TIR is a modern AI Development Platform designed to tackle the friction of training and serving large AI models.

We do so by using highly optimised GPU containers (NGC), pre-configured environments (pytorch, tensorflow, triton), automated API generation for model serving, shared notebook storage, and much more.

Components of TIR Platform

TIR Dashboard: Nodes, Datasets, Models, Inference, Token Management
Python SDK: Work with TIR objects from the comfort of a python shell or jupyter notebooks (hosted or local)
CLI: Bring the power of E2E GPU cloud on your local desktop

Why AI Model Development is so hard?

Software Stack Complexity: Taking a model from development to production requires a variety of toolsets and environments. Some of these toolsets need hard version dependencies which further make things harder.
- Data Loading and Processing
- Training frameworks and libraries (e.g. pytorch, transformers, etc)
- GPU drivers with library optimizations (some libraries depend on the GPUs)
- Fault Tolerance handling (through usage of pipelines and stateful jobs that can restart)
- Deployment Management
Scaling Up, Out and to Zero: Training and serving large models requires platforms with high GPU availability and ability to scale out, up and ability to scale to zero to save idle usage cost.
Collaboration: Work of AI Researchers and Engineers requires a high degree of collaboration. Being able to reproduce your team members’ work is an important aspect of pushing the boundaries of work. The software engineering tools like git do help but are not sufficient to handle large datasets, models to enable reproducibility of work.
Taking Models to Production: Packaging open source or your own models for production use requires a whole different set of skill sets (Containers, API Development, Security and Authentication, etc). A good news is this process is repetitive in nature, so can be easily automated.

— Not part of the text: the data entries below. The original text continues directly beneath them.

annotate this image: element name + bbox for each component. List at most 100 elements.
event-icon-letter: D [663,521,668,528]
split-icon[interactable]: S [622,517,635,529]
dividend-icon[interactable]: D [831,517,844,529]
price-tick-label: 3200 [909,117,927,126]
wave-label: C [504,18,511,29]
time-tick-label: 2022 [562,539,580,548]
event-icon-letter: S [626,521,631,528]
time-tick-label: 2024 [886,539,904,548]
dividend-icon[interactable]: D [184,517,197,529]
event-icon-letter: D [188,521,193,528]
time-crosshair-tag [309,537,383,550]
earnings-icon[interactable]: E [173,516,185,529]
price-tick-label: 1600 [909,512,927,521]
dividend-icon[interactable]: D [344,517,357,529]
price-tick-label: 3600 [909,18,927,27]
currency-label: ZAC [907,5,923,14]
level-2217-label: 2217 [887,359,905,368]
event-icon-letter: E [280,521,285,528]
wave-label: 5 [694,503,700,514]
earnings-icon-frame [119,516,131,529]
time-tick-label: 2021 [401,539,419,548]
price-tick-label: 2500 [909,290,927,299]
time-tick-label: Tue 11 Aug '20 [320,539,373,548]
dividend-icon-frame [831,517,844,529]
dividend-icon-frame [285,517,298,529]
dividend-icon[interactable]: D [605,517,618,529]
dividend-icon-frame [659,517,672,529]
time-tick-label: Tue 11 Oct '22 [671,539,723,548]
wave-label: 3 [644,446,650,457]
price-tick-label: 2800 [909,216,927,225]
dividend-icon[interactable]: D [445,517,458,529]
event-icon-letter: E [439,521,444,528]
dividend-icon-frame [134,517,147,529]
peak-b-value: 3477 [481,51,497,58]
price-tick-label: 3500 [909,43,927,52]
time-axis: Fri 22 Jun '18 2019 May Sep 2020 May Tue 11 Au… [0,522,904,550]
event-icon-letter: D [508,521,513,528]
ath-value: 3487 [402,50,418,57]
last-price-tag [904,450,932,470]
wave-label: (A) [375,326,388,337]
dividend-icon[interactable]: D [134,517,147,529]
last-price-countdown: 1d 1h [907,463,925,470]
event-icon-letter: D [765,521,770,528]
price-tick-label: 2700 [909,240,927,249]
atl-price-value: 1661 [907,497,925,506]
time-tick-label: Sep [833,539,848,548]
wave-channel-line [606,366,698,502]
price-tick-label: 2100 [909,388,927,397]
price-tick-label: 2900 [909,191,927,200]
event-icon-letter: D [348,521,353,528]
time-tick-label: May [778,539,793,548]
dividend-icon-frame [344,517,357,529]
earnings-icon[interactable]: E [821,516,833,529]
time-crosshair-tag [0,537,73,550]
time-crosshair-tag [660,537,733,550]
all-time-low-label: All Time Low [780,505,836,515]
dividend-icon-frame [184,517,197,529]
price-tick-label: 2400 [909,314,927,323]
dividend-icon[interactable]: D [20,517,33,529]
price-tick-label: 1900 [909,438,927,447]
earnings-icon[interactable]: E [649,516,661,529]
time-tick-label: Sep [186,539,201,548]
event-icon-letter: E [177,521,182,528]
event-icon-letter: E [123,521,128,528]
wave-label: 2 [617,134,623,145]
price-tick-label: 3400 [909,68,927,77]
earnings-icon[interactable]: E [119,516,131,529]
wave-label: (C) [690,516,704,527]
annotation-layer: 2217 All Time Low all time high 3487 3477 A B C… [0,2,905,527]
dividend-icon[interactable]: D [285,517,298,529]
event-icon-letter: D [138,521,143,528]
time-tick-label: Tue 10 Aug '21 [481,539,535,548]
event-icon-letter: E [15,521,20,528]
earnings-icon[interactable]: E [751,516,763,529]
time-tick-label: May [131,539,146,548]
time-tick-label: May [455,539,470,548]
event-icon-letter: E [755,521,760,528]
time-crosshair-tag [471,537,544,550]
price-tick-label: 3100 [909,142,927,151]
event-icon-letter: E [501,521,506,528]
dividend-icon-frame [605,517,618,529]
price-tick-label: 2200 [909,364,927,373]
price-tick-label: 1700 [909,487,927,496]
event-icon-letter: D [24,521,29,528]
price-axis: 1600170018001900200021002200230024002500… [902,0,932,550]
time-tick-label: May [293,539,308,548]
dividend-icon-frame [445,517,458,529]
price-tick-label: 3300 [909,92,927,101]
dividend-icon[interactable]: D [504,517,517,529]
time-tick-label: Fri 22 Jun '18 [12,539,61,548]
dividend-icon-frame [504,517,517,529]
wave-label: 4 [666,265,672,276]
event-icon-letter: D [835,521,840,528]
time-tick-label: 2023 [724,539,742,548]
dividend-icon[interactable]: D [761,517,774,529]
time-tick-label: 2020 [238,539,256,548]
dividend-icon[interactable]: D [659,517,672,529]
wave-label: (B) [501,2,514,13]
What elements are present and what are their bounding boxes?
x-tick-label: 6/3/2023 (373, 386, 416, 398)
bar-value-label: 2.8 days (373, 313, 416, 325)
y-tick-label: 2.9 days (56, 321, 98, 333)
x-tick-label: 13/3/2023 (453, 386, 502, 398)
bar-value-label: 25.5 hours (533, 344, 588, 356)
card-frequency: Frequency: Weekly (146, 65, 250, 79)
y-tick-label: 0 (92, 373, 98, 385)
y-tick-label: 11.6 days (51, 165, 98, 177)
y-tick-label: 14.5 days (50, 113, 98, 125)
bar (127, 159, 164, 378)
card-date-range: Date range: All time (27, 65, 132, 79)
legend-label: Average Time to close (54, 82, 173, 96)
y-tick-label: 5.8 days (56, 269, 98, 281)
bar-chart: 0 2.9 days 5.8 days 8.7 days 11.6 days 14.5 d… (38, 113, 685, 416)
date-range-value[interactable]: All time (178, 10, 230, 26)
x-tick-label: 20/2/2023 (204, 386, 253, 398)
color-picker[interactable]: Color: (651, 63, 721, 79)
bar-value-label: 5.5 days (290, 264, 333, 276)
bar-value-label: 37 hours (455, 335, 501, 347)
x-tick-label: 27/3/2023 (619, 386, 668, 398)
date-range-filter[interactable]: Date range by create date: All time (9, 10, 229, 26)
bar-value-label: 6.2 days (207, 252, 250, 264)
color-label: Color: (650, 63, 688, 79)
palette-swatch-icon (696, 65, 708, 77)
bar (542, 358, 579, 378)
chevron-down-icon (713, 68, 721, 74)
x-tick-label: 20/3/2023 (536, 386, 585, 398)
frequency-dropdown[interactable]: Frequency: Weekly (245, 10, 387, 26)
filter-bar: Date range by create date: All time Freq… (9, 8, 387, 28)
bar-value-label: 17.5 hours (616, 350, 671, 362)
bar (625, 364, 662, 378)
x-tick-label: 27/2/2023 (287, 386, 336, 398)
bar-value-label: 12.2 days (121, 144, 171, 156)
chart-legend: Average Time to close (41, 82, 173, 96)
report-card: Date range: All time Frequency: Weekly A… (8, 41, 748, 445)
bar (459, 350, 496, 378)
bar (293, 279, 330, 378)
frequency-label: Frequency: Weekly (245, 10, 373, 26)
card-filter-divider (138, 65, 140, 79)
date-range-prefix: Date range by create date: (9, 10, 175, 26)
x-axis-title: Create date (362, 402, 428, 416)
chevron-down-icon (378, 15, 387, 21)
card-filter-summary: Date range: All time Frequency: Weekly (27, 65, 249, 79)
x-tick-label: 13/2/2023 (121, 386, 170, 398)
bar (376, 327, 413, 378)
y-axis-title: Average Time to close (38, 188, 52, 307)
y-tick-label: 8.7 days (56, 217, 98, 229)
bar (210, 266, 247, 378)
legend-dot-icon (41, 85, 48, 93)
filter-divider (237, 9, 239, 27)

Key Features of TIR Platform

GPU optimized containers (Nvidia)
Manage End-to-End Lifecycle of training and serving large AI models
Pre-configured Nodes:
- Easily launch notebooks with a variety of environment options (e.g transformers) and desired hardware
- Persistent notebook workspaces for reproducibility of work
Datasets: EOS (E2E Object Storage) and PVC backed for easier data sharing and availability
Model and Endpoints: Track models with EOS backed repository and serve them through end point with simple configuration
Pipelines: Define end-to-end training and deployment pipeline
Run: Want to quickly run your python code? Just start a job with desired hardware and we take care of the rest
Project and Team Management
User and Access management
Integrations: Huggingface, Weights and Biases (Experiment Management), Gitlab (coming soon)